Make the journey part of the adventure
For the ultimate freedom to explore Iceland off the beaten track, you’ll need your own wheels. Once you’re ready, the campers are right outside – no need to schlep that luggage across to a distant car park on a shuttle bus.
We all love it when the airport is close to our destination. However, with Iceland’s good roads, light traffic and excellent bus service, it really doesn’t matter that Keflavik International Airport is situated some 50km from the Icelandic capital. The ride into Reykjavik takes you past some wild and rugged lava fields as you cross the Reykjanes peninsula, but you’ll be tempted to detour to the Viking Museum. There, an exact replica of the Viking ship Gokstad, known as the Íslendingur (the Icelander) is housed in a spectacular modern building at Faxafloi Bay not far from the airport. Slightly further out of your way, but utterly worth it, are excursions to see Iceland’s first lighthouse, Reykjanesviti lighthouse, rebuilt in 1907, and the bridge that spans two continents at Sandvik, known colloquially as Leif the Lucky’s Bridge.
Even better, just a twenty minute drive from the airport is the Blue Lagoon, a splendid geothermal spa marooned in a magnificent lava field. With frequent buses calling at the Blue Lagoon en route to Reykjavik, it’s no shock to read that many take a dip on their way to or from the airport. Just thirty minutes after stepping out of the arrivals hall, you can be luxuriating in the warm waters of this unique resort. On-site lockers are sufficiently capacious to hold a large suitcase, while plentiful quantities of fluffy towels and hairdryers mean there’s no fear of arriving at the airport or hotel dripping wet. For many it’s the highlight of their stay: there’s something indulgent about squeezing in one last treat before your plane takes off.
Connecting is easy
For those who need to catch domestic flights, Reykjavik Domestic Airport is a short ride away, in the centre of the city.
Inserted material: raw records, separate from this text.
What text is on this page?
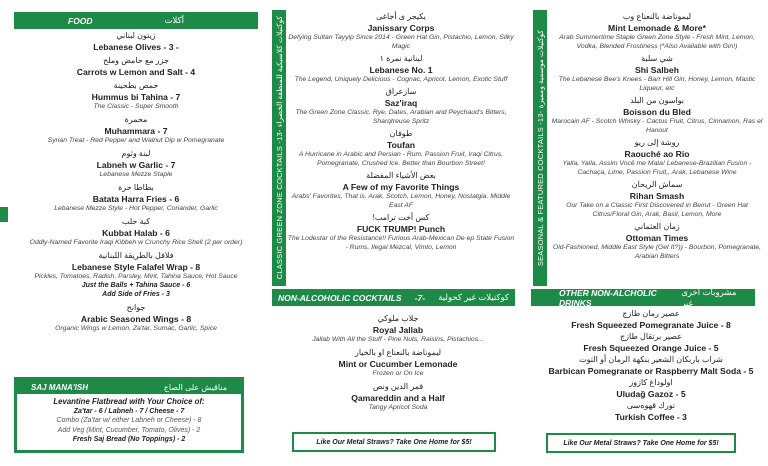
FOOD	أكلات
زيتون لبناني
Lebanese Olives - 3 -
جزر مع حامض وملح
Carrots w Lemon and Salt - 4
حمص بطحينة
Hummus bi Tahina - 7
The Classic - Super Smooth
محمرة
Muhammara - 7
Syrian Treat - Red Pepper and Walnut Dip w Pomegranate
لبنة وثوم
Labneh w Garlic - 7
Lebanese Mezze Staple
بطاطا حرة
Batata Harra Fries - 6
Lebanese Mezze Style - Hot Pepper, Coriander, Garlic
كبة حلب
Kubbat Halab - 6
Oddly-Named Favorite Iraqi Kibbeh w Crunchy Rice Shell (2 per order)
فلافل بالطريقة اللبنانية
Lebanese Style Falafel Wrap - 8
Pickles, Tomatoes, Radish, Parsley, Mint, Tahina Sauce, Hot Sauce
Just the Balls + Tahina Sauce - 6
Add Side of Fries - 3
جوانح
Arabic Seasoned Wings - 8
Organic Wings w Lemon, Za'tar, Sumac, Garlic, Spice
SAJ MANA'ISH	مناقيش على الصاج
Levantine Flatbread with Your Choice of:
Za'tar - 6 / Labneh - 7 / Cheese - 7
Combo (Za'tar w/ either Labneh or Cheese) - 8
Add Veg (Mint, Cucumber, Tomato, Olives) - 2
Fresh Saj Bread (No Toppings) - 2
CLASSIC GREEN ZONE COCKTAILS -13- كوكتيلات كلاسيكية للمنطقة الخضراء	يكيجر ى أجاغى
Janissary Corps
Defying Sultan Tayyip Since 2014 - Green Hat Gin, Pistachio, Lemon, Silky Magic
لبنانية نمرة ١
Lebanese No. 1
The Legend, Uniquely Delicious - Cognac, Apricot, Lemon, Exotic Stuff
سازعراق
Saz'iraq
The Green Zone Classic. Rye, Dates, Arabian and Peychaud's Bitters, Sharqtreuse Spritz
طوفان
Toufan
A Hurricane in Arabic and Persian - Rum, Passion Fruit, Iraqi Citrus, Pomegranate, Crushed Ice. Better than Bourbon Street!
بعض الأشياء المفضلة
A Few of my Favorite Things
Arabs' Favorites, That is. Arak, Scotch, Lemon, Honey, Nostalgia. Middle East AF
كس أخت ترامب!
FUCK TRUMP! Punch
The Lodestar of the Resistance!! Furious Arab-Mexican De ep State Fusion - Rums, Ilegal Mezcal, Vimto, Lemon
NON-ALCOHOLIC COCKTAILS -7- كوكتيلات غير كحولية
جلاب ملوكي
Royal Jallab
Jallab With All the Stuff - Pine Nuts, Raisins, Pistachios...
ليموناضة بالنعناع او بالخيار
Mint or Cucumber Lemonade
Frozen or On Ice
قمر الدين ونص
Qamareddin and a Half
Tangy Apricot Soda
Like Our Metal Straws? Take One Home for $5!
SEASONAL & FEATURED COCKTAILS -13- كوكتيلات موسمية ومميزة
ليموناضة بالنعناع وب
Mint Lemonade & More*
Arab Summertime Staple Green Zone Style - Fresh Mint, Lemon, Vodka, Blended Frostiness (*Also Available with Gin!)
شي سلبة
Shi Salbeh
The Lebanese Bee's Knees - Barr Hill Gin, Honey, Lemon, Mastic Liqueur, etc
بواسون من البلد
Boisson du Bled
Marocain AF - Scotch Whisky - Cactus Fruit, Citrus, Cinnamon, Ras el Hanout
روشة إلى ريو
Raouché ao Rio
Yalla, Yalla, Assim Você me Mata! Lebanese-Brazilian Fusion - Cachaça, Lime, Passion Fruit,, Arak, Lebanese Wine
سماش الريحان
Rihan Smash
Our Take on a Classic First Discovered in Beirut - Green Hat Citrus/Floral Gin, Arak, Basil, Lemon, More
زمان العثماني
Ottoman Times
Old-Fashioned, Middle East Style (Get It?)) - Bourbon, Pomegranate, Arabian Bitters
OTHER NON-ALCHOLIC DRINKS
مشروبات أخرى غير
عصير رمان طازج
Fresh Squeezed Pomegranate Juice - 8
عصير برتقال طازج
Fresh Squeezed Orange Juice - 5
شراب باربكان الشعير بنكهة الرمان أو التوت
Barbican Pomegranate or Raspberry Malt Soda - 5
اولوداغ كازوز
Uludağ Gazoz - 5
تورك قهوەسى
Turkish Coffee - 3
Like Our Metal Straws? Take One Home for $5!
It’s the base for Air Iceland Connect, Atlantic Airways and Eagle Air, which serve other Icelandic airports and the nearby Scandi destinations of Greenland and the Faroe Islands. Reykjavik Domestic Airport is easily reached from Keflavik International and vice versa. Simply grab a seat on the frequent Flybus service to Rekyjavik’s central bus station and then switch buses for the short hop to the domestic airport. Buy your ticket in the arrivals hall or better still, book a seat online before you leave home. Of course, opting for a rental car or a ride with one of the reputable on-site taxi companies is just as simple. For the moment, there’s no rail transfer, but construction is expected to begin on the aptly-named “Lava Express” in 2022.
If you’re planning on flying to Iceland this year, we think you’ll be impressed with the service and facilities you’ll encounter at Keflavik International Airport.